Build a heap of the items.
Have a left and a right iterator into the array, pointing to the left-most and right-most positions respectively.
While the heap is not empty:
Remove the maximum.
If the removed item is the same as the last removed item, insert it at the right iterator and decrease the iterator.
Otherwise insert it at the left iterator and increase the iterator.
Now if the items at the end need to be sorted as well, just reverse their order (they should be in reverse order at the end of the above process).
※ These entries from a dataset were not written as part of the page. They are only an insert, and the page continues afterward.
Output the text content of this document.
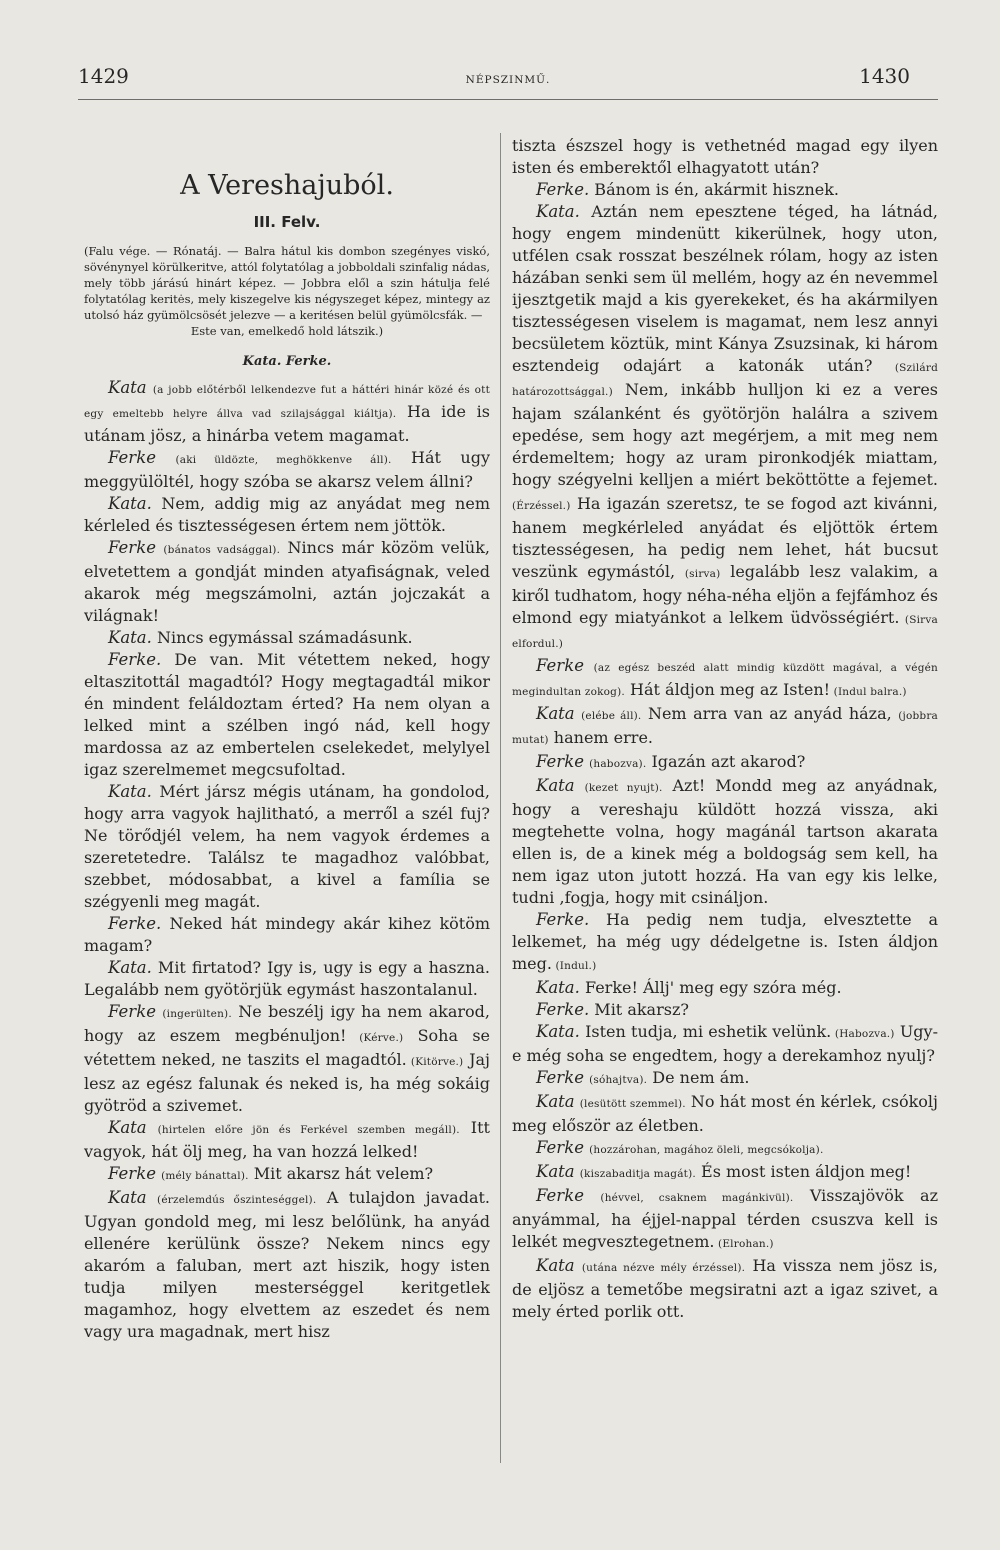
1429	NÉPSZINMŰ.	1430
A Vereshajuból.
III. Felv.

(Falu vége. — Rónatáj. — Balra hátul kis dombon szegényes viskó, sövénynyel körülkeritve, attól folytatólag a jobboldali szinfalig nádas, mely több járású hinárt képez. — Jobbra elől a szin hátulja felé folytatólag keritės, mely kiszegelve kis négyszeget képez, mintegy az utolsó ház gyümölcsösét jelezve — a keritésen belül gyümölcsfák. —

Este van, emelkedő hold látszik.)
Kata. Ferke.

Kata (a jobb előtérből lelkendezve fut a háttéri hinár közé és ott egy emeltebb helyre állva vad szilajsággal kiáltja). Ha ide is utánam jösz, a hinárba vetem magamat.

Ferke (aki üldözte, meghökkenve áll). Hát ugy meggyülöltél, hogy szóba se akarsz velem állni?

Kata. Nem, addig mig az anyádat meg nem kérleled és tisztességesen értem nem jöttök.

Ferke (bánatos vadsággal). Nincs már közöm velük, elvetettem a gondját minden atyafiságnak, veled akarok még megszámolni, aztán jojczakát a világnak!

Kata. Nincs egymással számadásunk.

Ferke. De van. Mit vétettem neked, hogy eltaszitottál magadtól? Hogy megtagadtál mikor én mindent feláldoztam érted? Ha nem olyan a lelked mint a szélben ingó nád, kell hogy mardossa az az embertelen cselekedet, melylyel igaz szerelmemet megcsufoltad.

Kata. Mért jársz mégis utánam, ha gondolod, hogy arra vagyok hajlitható, a merről a szél fuj? Ne törődjél velem, ha nem vagyok érdemes a szeretetedre. Találsz te magadhoz valóbbat, szebbet, módosabbat, a kivel a família se szégyenli meg magát.

Ferke. Neked hát mindegy akár kihez kötöm magam?

Kata. Mit firtatod? Igy is, ugy is egy a haszna. Legalább nem gyötörjük egymást haszontalanul.

Ferke (ingerülten). Ne beszélj igy ha nem akarod, hogy az eszem megbénuljon! (Kérve.) Soha se vétettem neked, ne taszits el magadtól. (Kitörve.) Jaj lesz az egész falunak és neked is, ha még sokáig gyötröd a szivemet.

Kata (hirtelen előre jön és Ferkével szemben megáll). Itt vagyok, hát ölj meg, ha van hozzá lelked!

Ferke (mély bánattal). Mit akarsz hát velem?

Kata (érzelemdús őszinteséggel). A tulajdon javadat. Ugyan gondold meg, mi lesz belőlünk, ha anyád ellenére kerülünk össze? Nekem nincs egy akaróm a faluban, mert azt hiszik, hogy isten tudja milyen mesterséggel keritgetlek magamhoz, hogy elvettem az eszedet és nem vagy ura magadnak, mert hisz

tiszta észszel hogy is vethetnéd magad egy ilyen isten és emberektől elhagyatott után?

Ferke. Bánom is én, akármit hisznek.

Kata. Aztán nem epesztene téged, ha látnád, hogy engem mindenütt kikerülnek, hogy uton, utfélen csak rosszat beszélnek rólam, hogy az isten házában senki sem ül mellém, hogy az én nevemmel ijesztgetik majd a kis gyerekeket, és ha akármilyen tisztességesen viselem is magamat, nem lesz annyi becsületem köztük, mint Kánya Zsuzsinak, ki három esztendeig odajárt a katonák után? (Szilárd határozottsággal.) Nem, inkább hulljon ki ez a veres hajam szálanként és gyötörjön halálra a szivem epedése, sem hogy azt megérjem, a mit meg nem érdemeltem; hogy az uram pironkodjék miattam, hogy szégyelni kelljen a miért beköttötte a fejemet. (Érzéssel.) Ha igazán szeretsz, te se fogod azt kivánni, hanem megkérleled anyádat és eljöttök értem tisztességesen, ha pedig nem lehet, hát bucsut veszünk egymástól, (sirva) legalább lesz valakim, a kiről tudhatom, hogy néha-néha eljön a fejfámhoz és elmond egy miatyánkot a lelkem üdvösségiért. (Sirva elfordul.)

Ferke (az egész beszéd alatt mindig küzdött magával, a végén megindultan zokog). Hát áldjon meg az Isten! (Indul balra.)

Kata (elébe áll). Nem arra van az anyád háza, (jobbra mutat) hanem erre.

Ferke (habozva). Igazán azt akarod?

Kata (kezet nyujt). Azt! Mondd meg az anyádnak, hogy a vereshaju küldött hozzá vissza, aki megtehette volna, hogy magánál tartson akarata ellen is, de a kinek még a boldogság sem kell, ha nem igaz uton jutott hozzá. Ha van egy kis lelke, tudni ,fogja, hogy mit csináljon.

Ferke. Ha pedig nem tudja, elvesztette a lelkemet, ha még ugy dédelgetne is. Isten áldjon meg. (Indul.)

Kata. Ferke! Állj' meg egy szóra még.

Ferke. Mit akarsz?

Kata. Isten tudja, mi eshetik velünk. (Habozva.) Ugy-e még soha se engedtem, hogy a derekamhoz nyulj?

Ferke (sóhajtva). De nem ám.

Kata (lesütött szemmel). No hát most én kérlek, csókolj meg először az életben.

Ferke (hozzárohan, magához öleli, megcsókolja).

Kata (kiszabaditja magát). És most isten áldjon meg!

Ferke (hévvel, csaknem magánkivül). Visszajövök az anyámmal, ha éjjel-nappal térden csuszva kell is lelkét megvesztegetnem. (Elrohan.)

Kata (utána nézve mély érzéssel). Ha vissza nem jösz is, de eljösz a temetőbe megsiratni azt a igaz szivet, a mely érted porlik ott.
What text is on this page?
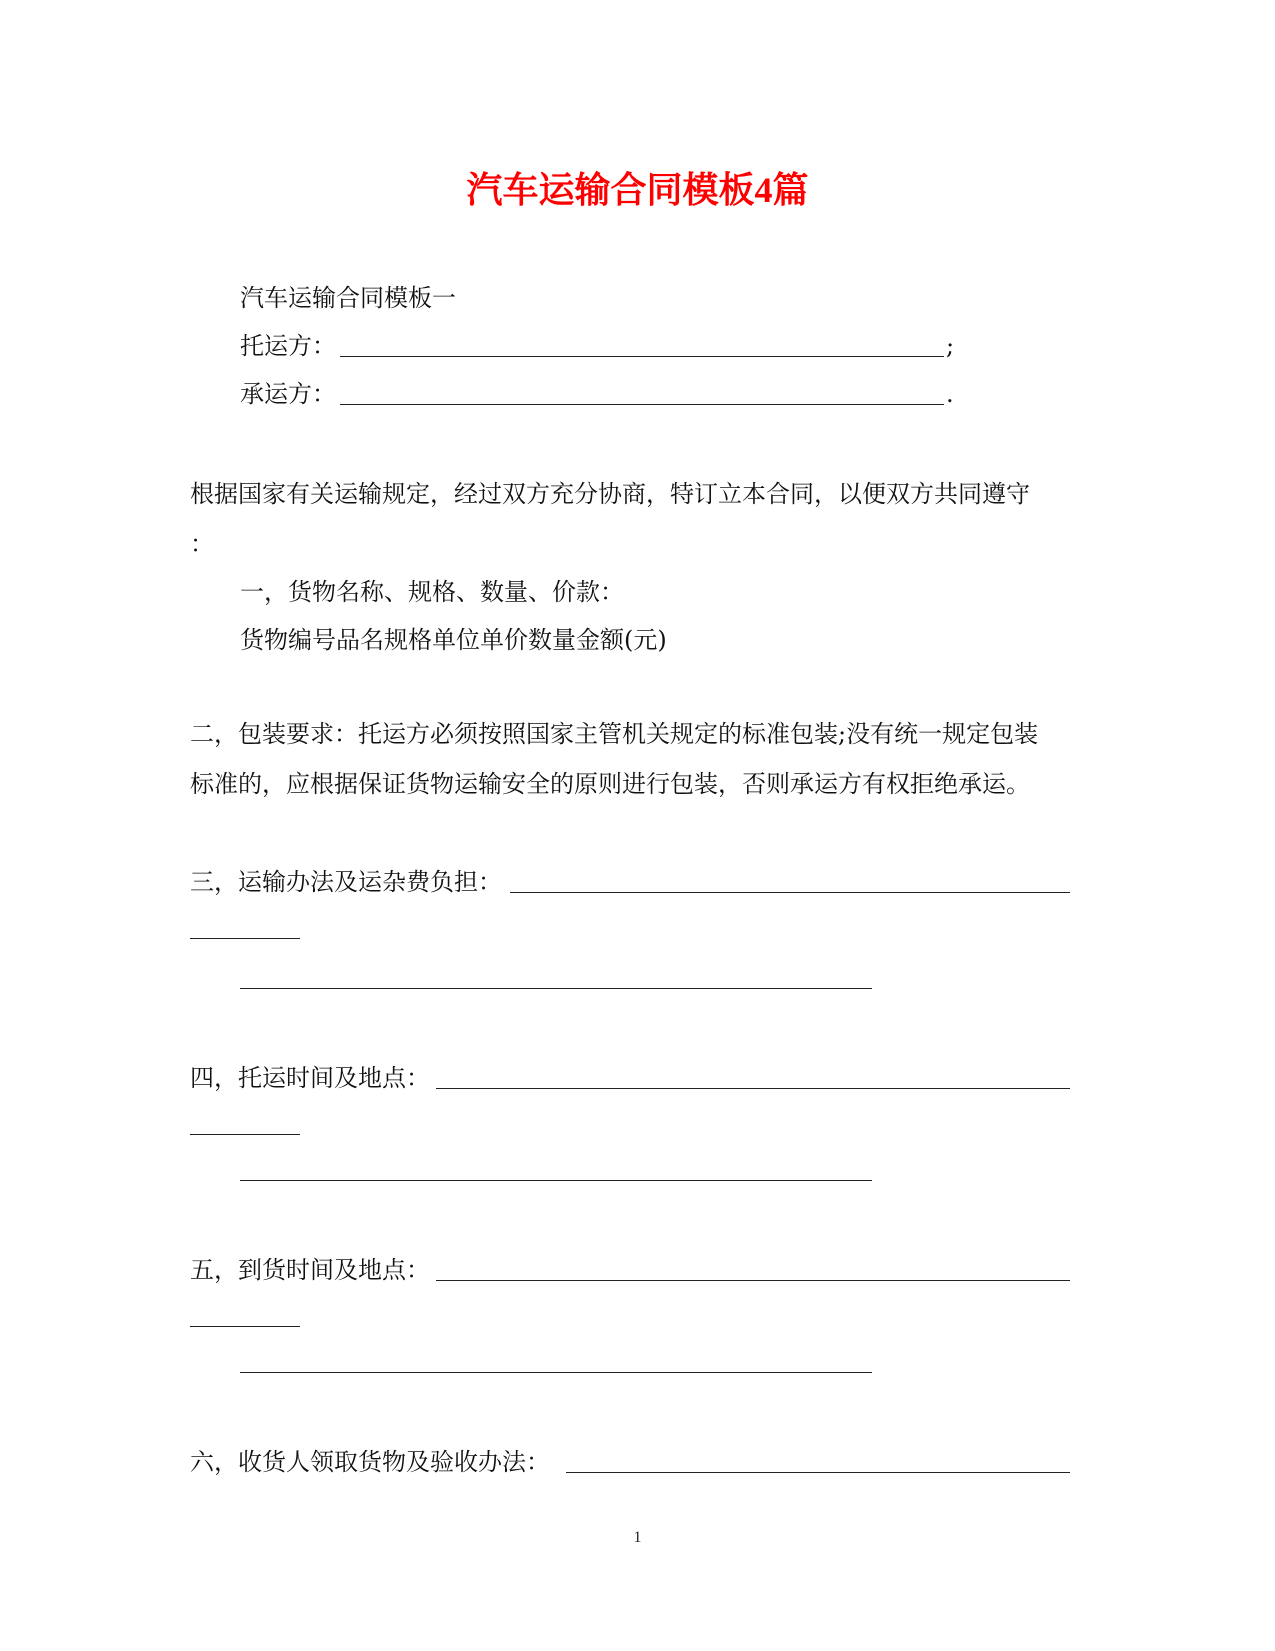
汽车运输合同模板4篇
汽车运输合同模板一
托运方：	;
承运方：	.
根据国家有关运输规定，经过双方充分协商，特订立本合同，以便双方共同遵守
：
一，货物名称、规格、数量、价款：
货物编号品名规格单位单价数量金额(元)
二，包装要求：托运方必须按照国家主管机关规定的标准包装;没有统一规定包装
标准的，应根据保证货物运输安全的原则进行包装，否则承运方有权拒绝承运。
三，运输办法及运杂费负担：
四，托运时间及地点：
五，到货时间及地点：
六，收货人领取货物及验收办法：
1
In-place alternative - selection sort
Selection sort finds the maximum element at each step, so this can easily be modified to skip the applicable elements if they're greater than an already found element.
This can be done in-place (where the above can't), but is again O(n2).
int arr[] = {2, 3, 4, 1, 9, 5, 1, 2, 6, 8, 1, 3};
int arrLength = 12;
for (int i = 0; i < arrLength; i++)
{
int minPos = -1;
for (int j = i; j < arrLength; j++)
// either it's the first element, or it's greater than the last element
// and either it's the first such element we find, or smaller than the best one
if ((i == 0 || arr[j] > arr[i-1]) &&
(minPos == -1 || arr[j] < arr[minPos]))
{
minPos = j;
}
// no more elements to sort
if (minPos == -1)
break;
int temp = arr[i];
arr[i] = arr[minPos];
arr[minPos] = temp;
}
Live demo.
If the repeated elements needs to be sorted as well, this will need to be done additionally (with any sort method).